Rapid industrial and economic growth in last ten years has led to a growing deficit of natural gas. The industrial sector alone consumed about 35 per cent of all natural gas used and reduced availability of gas for power generation led to frequent and prolonged power outages across the country, especially during the summer. This adversely affected productivity in the agriculture sector as well as in small and medium industries that do not have an alternative power source. Consumer sectors have resorted to back-up or captive power generation in the form of gas engines to address the recurring power shortages on the grid, which exacerbated the gas shortage.
The performance of Bangladesh's energy sector augurs well. But amid hopes there are issues of concern as well. Demand is in excess of supply and a per capita consumption of 392 kilowatts per hour is among the lowest in the world.
Secondly, power outages are still common in Bangladesh leading to losses worth about two to three per cent of the country's gross domestic product (GDP).

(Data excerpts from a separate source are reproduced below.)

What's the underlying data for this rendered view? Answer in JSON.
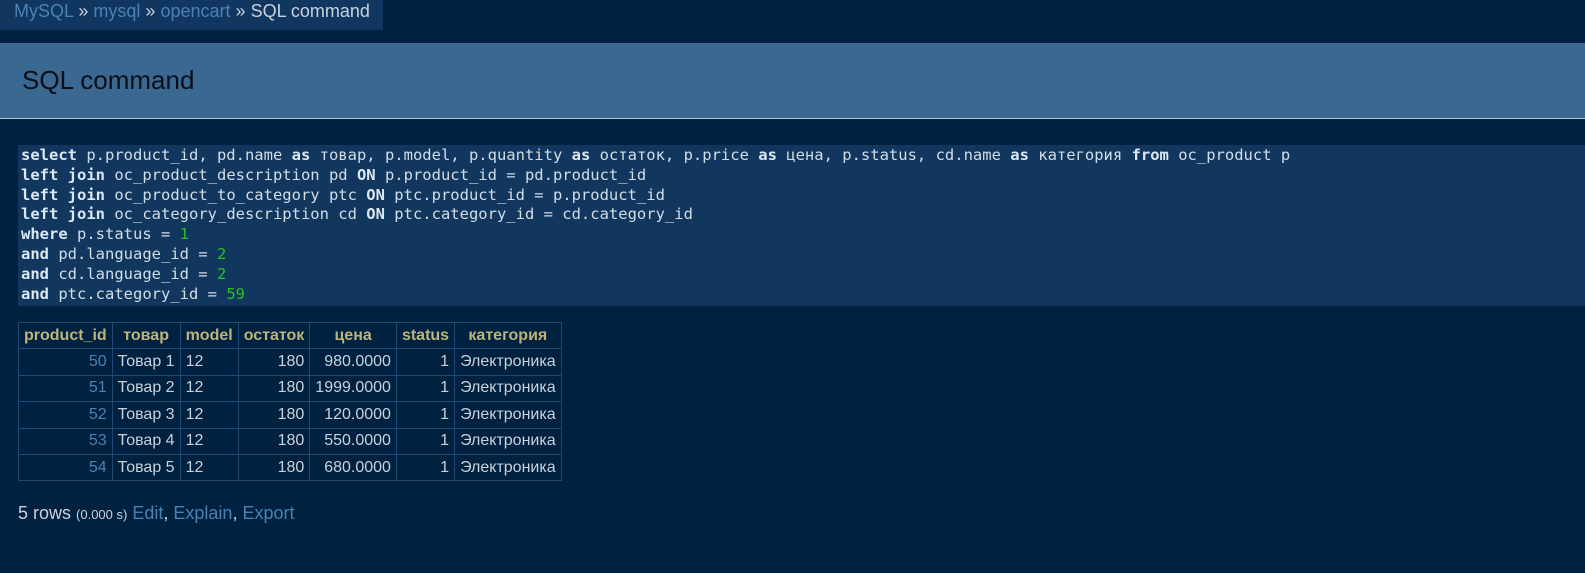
{
  "breadcrumb": {
    "items": [
      "MySQL",
      "mysql",
      "opencart"
    ],
    "separator": "»",
    "current": "SQL command"
  },
  "page_title": "SQL command",
  "sql": {
    "lines": [
      [
        {
          "t": "select",
          "k": "kw"
        },
        {
          "t": " p.product_id, pd.name "
        },
        {
          "t": "as",
          "k": "kw"
        },
        {
          "t": " товар, p.model, p.quantity "
        },
        {
          "t": "as",
          "k": "kw"
        },
        {
          "t": " остаток, p.price "
        },
        {
          "t": "as",
          "k": "kw"
        },
        {
          "t": " цена, p.status, cd.name "
        },
        {
          "t": "as",
          "k": "kw"
        },
        {
          "t": " категория "
        },
        {
          "t": "from",
          "k": "kw"
        },
        {
          "t": " oc_product p"
        }
      ],
      [
        {
          "t": "left join",
          "k": "kw"
        },
        {
          "t": " oc_product_description pd "
        },
        {
          "t": "ON",
          "k": "kw"
        },
        {
          "t": " p.product_id = pd.product_id"
        }
      ],
      [
        {
          "t": "left join",
          "k": "kw"
        },
        {
          "t": " oc_product_to_category ptc "
        },
        {
          "t": "ON",
          "k": "kw"
        },
        {
          "t": " ptc.product_id = p.product_id"
        }
      ],
      [
        {
          "t": "left join",
          "k": "kw"
        },
        {
          "t": " oc_category_description cd "
        },
        {
          "t": "ON",
          "k": "kw"
        },
        {
          "t": " ptc.category_id = cd.category_id"
        }
      ],
      [
        {
          "t": "where",
          "k": "kw"
        },
        {
          "t": " p.status = "
        },
        {
          "t": "1",
          "k": "num"
        }
      ],
      [
        {
          "t": "and",
          "k": "kw"
        },
        {
          "t": " pd.language_id = "
        },
        {
          "t": "2",
          "k": "num"
        }
      ],
      [
        {
          "t": "and",
          "k": "kw"
        },
        {
          "t": " cd.language_id = "
        },
        {
          "t": "2",
          "k": "num"
        }
      ],
      [
        {
          "t": "and",
          "k": "kw"
        },
        {
          "t": " ptc.category_id = "
        },
        {
          "t": "59",
          "k": "num"
        }
      ]
    ]
  },
  "table": {
    "columns": [
      "product_id",
      "товар",
      "model",
      "остаток",
      "цена",
      "status",
      "категория"
    ],
    "rows": [
      [
        "50",
        "Товар 1",
        "12",
        "180",
        "980.0000",
        "1",
        "Электроника"
      ],
      [
        "51",
        "Товар 2",
        "12",
        "180",
        "1999.0000",
        "1",
        "Электроника"
      ],
      [
        "52",
        "Товар 3",
        "12",
        "180",
        "120.0000",
        "1",
        "Электроника"
      ],
      [
        "53",
        "Товар 4",
        "12",
        "180",
        "550.0000",
        "1",
        "Электроника"
      ],
      [
        "54",
        "Товар 5",
        "12",
        "180",
        "680.0000",
        "1",
        "Электроника"
      ]
    ]
  },
  "footer": {
    "rows_text": "5 rows",
    "time_text": "(0.000 s)",
    "links": [
      "Edit",
      "Explain",
      "Export"
    ]
  },
  "colors": {
    "background": "#00213f",
    "header_bg": "#3b6890",
    "link": "#4a82b4",
    "table_header_text": "#bcb57a",
    "sql_number": "#22c322"
  }
}
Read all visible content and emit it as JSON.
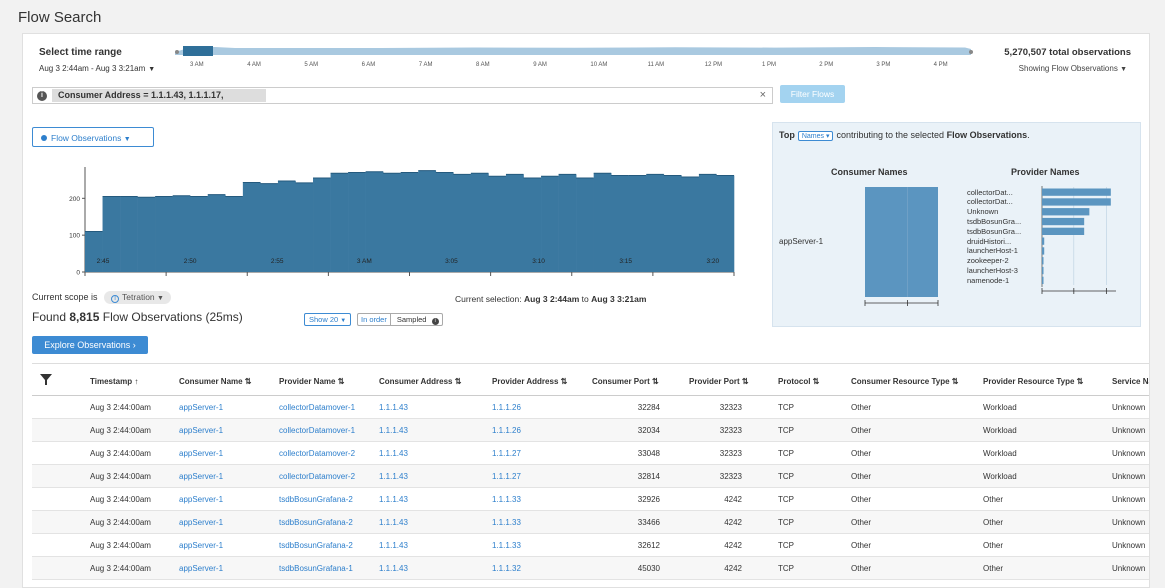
{
  "page_title": "Flow Search",
  "time_range": {
    "label": "Select time range",
    "value": "Aug 3 2:44am - Aug 3 3:21am",
    "ticks": [
      "3 AM",
      "4 AM",
      "5 AM",
      "6 AM",
      "7 AM",
      "8 AM",
      "9 AM",
      "10 AM",
      "11 AM",
      "12 PM",
      "1 PM",
      "2 PM",
      "3 PM",
      "4 PM"
    ],
    "total": "5,270,507 total observations",
    "showing": "Showing Flow Observations"
  },
  "filter": {
    "chip": "Consumer Address  =  1.1.1.43, 1.1.1.17,",
    "clear": "×",
    "button": "Filter Flows"
  },
  "metric_dropdown": "Flow Observations",
  "chart_data": {
    "type": "bar",
    "yticks": [
      0,
      100,
      200
    ],
    "ylim": [
      0,
      285
    ],
    "xticks": [
      "2:45",
      "2:50",
      "2:55",
      "3 AM",
      "3:05",
      "3:10",
      "3:15",
      "3:20"
    ],
    "values": [
      110,
      205,
      205,
      203,
      205,
      207,
      205,
      210,
      205,
      243,
      240,
      247,
      242,
      255,
      268,
      270,
      272,
      268,
      270,
      275,
      270,
      265,
      268,
      260,
      265,
      255,
      260,
      265,
      255,
      268,
      262,
      262,
      265,
      262,
      258,
      265,
      262
    ]
  },
  "scope": {
    "label": "Current scope is",
    "value": "Tetration"
  },
  "selection": {
    "prefix": "Current selection:",
    "start": "Aug 3 2:44am",
    "to": "to",
    "end": "Aug 3 3:21am"
  },
  "found": {
    "prefix": "Found",
    "count": "8,815",
    "suffix": "Flow Observations (25ms)"
  },
  "controls": {
    "show": "Show 20",
    "in_order": "In order",
    "sampled": "Sampled"
  },
  "explore_button": "Explore Observations",
  "top_panel": {
    "top": "Top",
    "select": "Names",
    "middle": "contributing to the selected",
    "metric": "Flow Observations",
    "consumer_title": "Consumer Names",
    "provider_title": "Provider Names",
    "consumer_item": "appServer-1",
    "consumer_values": [
      1
    ],
    "providers": [
      "collectorDat...",
      "collectorDat...",
      "Unknown",
      "tsdbBosunGra...",
      "tsdbBosunGra...",
      "druidHistori...",
      "launcherHost-1",
      "zookeeper-2",
      "launcherHost-3",
      "namenode-1"
    ],
    "provider_values": [
      0.93,
      0.93,
      0.64,
      0.57,
      0.57,
      0.03,
      0.03,
      0.02,
      0.02,
      0.02
    ]
  },
  "table": {
    "headers": [
      "Timestamp ↑",
      "Consumer Name ⇅",
      "Provider Name ⇅",
      "Consumer Address ⇅",
      "Provider Address ⇅",
      "Consumer Port ⇅",
      "Provider Port ⇅",
      "Protocol ⇅",
      "Consumer Resource Type ⇅",
      "Provider Resource Type ⇅",
      "Service Name"
    ],
    "rows": [
      [
        "Aug 3 2:44:00am",
        "appServer-1",
        "collectorDatamover-1",
        "1.1.1.43",
        "1.1.1.26",
        "32284",
        "32323",
        "TCP",
        "Other",
        "Workload",
        "Unknown"
      ],
      [
        "Aug 3 2:44:00am",
        "appServer-1",
        "collectorDatamover-1",
        "1.1.1.43",
        "1.1.1.26",
        "32034",
        "32323",
        "TCP",
        "Other",
        "Workload",
        "Unknown"
      ],
      [
        "Aug 3 2:44:00am",
        "appServer-1",
        "collectorDatamover-2",
        "1.1.1.43",
        "1.1.1.27",
        "33048",
        "32323",
        "TCP",
        "Other",
        "Workload",
        "Unknown"
      ],
      [
        "Aug 3 2:44:00am",
        "appServer-1",
        "collectorDatamover-2",
        "1.1.1.43",
        "1.1.1.27",
        "32814",
        "32323",
        "TCP",
        "Other",
        "Workload",
        "Unknown"
      ],
      [
        "Aug 3 2:44:00am",
        "appServer-1",
        "tsdbBosunGrafana-2",
        "1.1.1.43",
        "1.1.1.33",
        "32926",
        "4242",
        "TCP",
        "Other",
        "Other",
        "Unknown"
      ],
      [
        "Aug 3 2:44:00am",
        "appServer-1",
        "tsdbBosunGrafana-2",
        "1.1.1.43",
        "1.1.1.33",
        "33466",
        "4242",
        "TCP",
        "Other",
        "Other",
        "Unknown"
      ],
      [
        "Aug 3 2:44:00am",
        "appServer-1",
        "tsdbBosunGrafana-2",
        "1.1.1.43",
        "1.1.1.33",
        "32612",
        "4242",
        "TCP",
        "Other",
        "Other",
        "Unknown"
      ],
      [
        "Aug 3 2:44:00am",
        "appServer-1",
        "tsdbBosunGrafana-1",
        "1.1.1.43",
        "1.1.1.32",
        "45030",
        "4242",
        "TCP",
        "Other",
        "Other",
        "Unknown"
      ]
    ]
  },
  "colors": {
    "bar": "#3a78a0",
    "accent": "#3d8bd3",
    "panel_bar": "#5b95c0"
  }
}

Thirdly, the WEF evaluation was based on, among other things, environmental protection alongside utilisation of energy. This is an area where Dhaka is lagging behind other cities where air pollution is the highest in the world next only to Delhi and bulk of the pollution is caused by carbon emission from vehicles that use liquefied natural gas (LNG).  
Inefficient technology, poor operational practices, and inadequate maintenance are some of the roadblocks that limit the supply of energy, as does a shortage of natural gas, which fuels about 70 per cent of Bangladesh's power.
Due to shortage of natural gas, many energy generators have turned to inefficient, dirty diesel and fuel oil. Liquefied natural gas imports are planned but that will drive the price of gas up domestically.
There is also the problem of illegal power and gas connections in collusion with officials of power and gas authorities.
If the above problems are not addressed properly, increased energy generation will improve the situation but will also entail increased cost accompanied by rising revenue losses due to pilferage. Economising the use of energy is another way of ensuring energy efficiency.